Die Aufnahme entstand am 2. April 1956 im Sun Studio in Memphis. Die offizielle Johnny-Cash-Seite bestätigt dieses Aufnahmedatum.[7] Die offizielle Johnny-Cash-Timeline führt die Single unter dem 1. Mai 1956; manche Diskografien nennen einige Tage später. Da historische Veröffentlichungsdaten bei frühen Singles nicht in allen Quellen identisch angegeben werden, ist das Aufnahmedatum hier der sicherere Fixpunkt.[8]

Sun Studio in Memphis. Foto: David Jones, Lizenz CC BY 2.0, via Wikimedia Commons.[9]


Die 1956er Aufnahme: belegte Besonderheiten

Mindestens drei Besonderheiten lassen sich für diese konkrete Aufnahme gut belegen:

  1. Tonartenbogen über fünf Strophen: Die Strophen bewegen sich in der klingenden Aufnahme von F-Dur nach B-Dur, weiter nach Es-Dur und anschließend über B-Dur zurück nach F-Dur. Der Gesamtverlauf bildet damit einen symmetrischen Bogen. Jede Strophe verwendet dabei im Kern eine einfache Dreiklangsharmonik aus Tonika, Subdominante und Dominante.[10]
  2. Summen als Intonationshilfe: Cash summt vor beziehungsweise zwischen den Strophen, um die neue Tonhöhe und das neue tonale Zentrum zu finden. In einem Fernsehauftritt erklärte er diesen Effekt selbst mit der Notwendigkeit, seine Tonhöhe für die zahlreichen Tonartenwechsel zu finden.[11]
  3. Papierpräparation der Rhythmusgitarre: Cash erklärte im Fresh-Air-Interview, er habe Papier in beziehungsweise unter die Saiten seiner Gitarre gelegt, um ein kurzes, perkussives Geräusch zu erzeugen.
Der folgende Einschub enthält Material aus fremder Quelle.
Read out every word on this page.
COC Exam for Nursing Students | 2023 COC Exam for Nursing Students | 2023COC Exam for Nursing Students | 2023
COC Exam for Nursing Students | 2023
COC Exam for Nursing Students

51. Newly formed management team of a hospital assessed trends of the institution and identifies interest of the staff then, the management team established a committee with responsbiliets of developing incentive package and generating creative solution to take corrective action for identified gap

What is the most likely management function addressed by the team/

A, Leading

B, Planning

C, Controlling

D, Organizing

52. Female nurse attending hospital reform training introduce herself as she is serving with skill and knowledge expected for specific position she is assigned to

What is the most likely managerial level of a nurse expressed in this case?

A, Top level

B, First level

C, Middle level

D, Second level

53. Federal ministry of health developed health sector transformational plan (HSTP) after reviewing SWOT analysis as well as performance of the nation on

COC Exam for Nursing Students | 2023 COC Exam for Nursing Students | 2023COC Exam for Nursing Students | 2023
Dadurch entstand ein Anschlag, der an eine kleine Trommel beziehungsweise Snare erinnert, obwohl die ursprüngliche Session keinen Schlagzeuger aufführt.[1][2]
  4. Extrem reduzierte Besetzung: Die dokumentierte Sessionbesetzung bestand aus Johnny Cash mit Gesang und akustischer Gitarre, Luther Perkins an der E-Gitarre und Marshall Grant am Bass. Ein Schlagzeuger ist für den Master nicht verzeichnet.[2]
  5. Veröffentlichter Master als Take 2: Das Johnny Cash Infocenter dokumentiert den Master als U 191/7-39 – Take 2 unter Produzent Sam Phillips.[2]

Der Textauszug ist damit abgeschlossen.